What is an MCP Server?
MCP (Model Context Protocol) is an open standard that allows AI models like Claude to connect with external tools, data sources, and services in a structured, secure way.
Think of it like a universal adapter — instead of building custom integrations for every tool an AI might need, MCP provides one standardized protocol that any tool can implement.
How It Works
Your AI Model (Claude) ↕ MCP Protocol ↕ MCP Server (e.g., Gmail, GitHub, Slack) ↕ External Data / Actions
The MCP server sits between the AI and the external world, translating requests and responses in a standardized format.
Key Concepts
Host — the AI application (e.g., Claude) that wants to use external tools.
MCP Server — a lightweight program that exposes specific capabilities (tools, data, actions) to the host. Examples: a Gmail MCP server, a GitHub MCP server, a database MCP server.
Tools — actions the AI can invoke via the server (e.g., “send an email”, “create a GitHub issue”).

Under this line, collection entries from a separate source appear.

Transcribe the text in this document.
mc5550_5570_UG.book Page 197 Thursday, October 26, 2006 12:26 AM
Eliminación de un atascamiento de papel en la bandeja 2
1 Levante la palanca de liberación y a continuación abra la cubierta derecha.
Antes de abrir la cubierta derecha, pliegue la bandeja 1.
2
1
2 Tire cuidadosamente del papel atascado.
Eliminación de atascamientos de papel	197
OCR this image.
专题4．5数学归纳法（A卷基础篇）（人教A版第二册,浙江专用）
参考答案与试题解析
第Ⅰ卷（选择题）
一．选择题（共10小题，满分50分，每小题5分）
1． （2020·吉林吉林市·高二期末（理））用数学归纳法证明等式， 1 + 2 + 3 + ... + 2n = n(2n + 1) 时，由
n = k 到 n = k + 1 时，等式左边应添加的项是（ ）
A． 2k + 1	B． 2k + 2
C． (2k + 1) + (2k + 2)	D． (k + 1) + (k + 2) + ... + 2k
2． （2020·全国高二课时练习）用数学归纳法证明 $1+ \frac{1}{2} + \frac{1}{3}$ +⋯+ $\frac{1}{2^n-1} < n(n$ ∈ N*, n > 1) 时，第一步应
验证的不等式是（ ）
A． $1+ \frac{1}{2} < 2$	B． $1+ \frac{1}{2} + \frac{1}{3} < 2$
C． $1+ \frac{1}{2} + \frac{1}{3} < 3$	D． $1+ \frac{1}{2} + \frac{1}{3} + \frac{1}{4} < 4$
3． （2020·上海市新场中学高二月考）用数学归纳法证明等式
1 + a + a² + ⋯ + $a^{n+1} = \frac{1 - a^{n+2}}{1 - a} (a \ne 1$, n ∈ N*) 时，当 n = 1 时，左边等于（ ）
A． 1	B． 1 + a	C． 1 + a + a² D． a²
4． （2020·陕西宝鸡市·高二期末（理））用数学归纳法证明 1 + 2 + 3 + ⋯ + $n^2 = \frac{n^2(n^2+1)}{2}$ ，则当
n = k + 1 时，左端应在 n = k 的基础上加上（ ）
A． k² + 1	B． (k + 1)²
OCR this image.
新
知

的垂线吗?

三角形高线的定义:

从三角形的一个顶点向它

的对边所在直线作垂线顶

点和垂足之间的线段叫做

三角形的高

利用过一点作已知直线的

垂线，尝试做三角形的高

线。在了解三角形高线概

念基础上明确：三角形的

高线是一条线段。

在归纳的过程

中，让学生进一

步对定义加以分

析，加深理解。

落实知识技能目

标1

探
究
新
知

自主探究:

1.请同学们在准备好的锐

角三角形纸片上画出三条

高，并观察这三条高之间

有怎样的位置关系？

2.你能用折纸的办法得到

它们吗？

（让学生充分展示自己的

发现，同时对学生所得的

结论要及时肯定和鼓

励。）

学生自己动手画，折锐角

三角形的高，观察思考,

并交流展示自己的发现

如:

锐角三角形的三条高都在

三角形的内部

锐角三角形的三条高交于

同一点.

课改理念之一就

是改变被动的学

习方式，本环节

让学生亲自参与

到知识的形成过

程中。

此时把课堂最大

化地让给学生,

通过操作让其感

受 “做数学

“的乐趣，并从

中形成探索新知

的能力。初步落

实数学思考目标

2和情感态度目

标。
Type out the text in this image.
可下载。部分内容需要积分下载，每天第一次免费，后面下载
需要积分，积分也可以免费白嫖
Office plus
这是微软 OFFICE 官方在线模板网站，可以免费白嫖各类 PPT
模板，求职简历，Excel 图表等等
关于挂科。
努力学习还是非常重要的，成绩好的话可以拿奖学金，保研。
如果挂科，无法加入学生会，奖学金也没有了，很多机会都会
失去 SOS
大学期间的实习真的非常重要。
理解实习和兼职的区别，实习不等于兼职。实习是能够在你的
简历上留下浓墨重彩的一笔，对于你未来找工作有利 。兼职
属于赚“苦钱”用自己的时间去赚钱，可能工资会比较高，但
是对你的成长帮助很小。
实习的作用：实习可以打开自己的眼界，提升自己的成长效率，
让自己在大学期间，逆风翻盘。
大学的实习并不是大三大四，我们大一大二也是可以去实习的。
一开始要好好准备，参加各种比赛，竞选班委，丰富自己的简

Resources — data the AI can read (e.g., files, calendar events, CRM records).
Real-World Example
Without MCP:
Claude can only answer from its training data.
With an MCP server connected:
Claude can read your emails, check your calendar, create tasks in Asana, or query your database — all in real time, during a conversation.
Why It Matters
| Problem Before MCP | How MCP Solves It |
|---|---|
| Every AI needed custom integrations | One standard protocol for all tools |
| Data was static (training cutoff) | AI can fetch live, real-time data |
| AI could only generate text | AI can now take real-world actions |
| Hard to control what AI accesses | Servers expose only specific, scoped capabilities |
Analogy
MCP is like USB for AI. Just as USB let any device plug into any computer with one standard connector, MCP lets any AI model connect to any tool or service with one standard protocol.
Common MCP Server Examples
- Gmail MCP → read/send emails
- Google Calendar MCP → check/create events
- GitHub MCP → manage repos, issues, PRs
- Slack MCP → send messages, read channels
- Database MCP → run SQL queries
- File system MCP → read/write local files
MCP was open-sourced by Anthropic in late 2024 and has since been adopted widely across the AI ecosystem — it’s now supported by many AI tools and platforms beyond just Claude.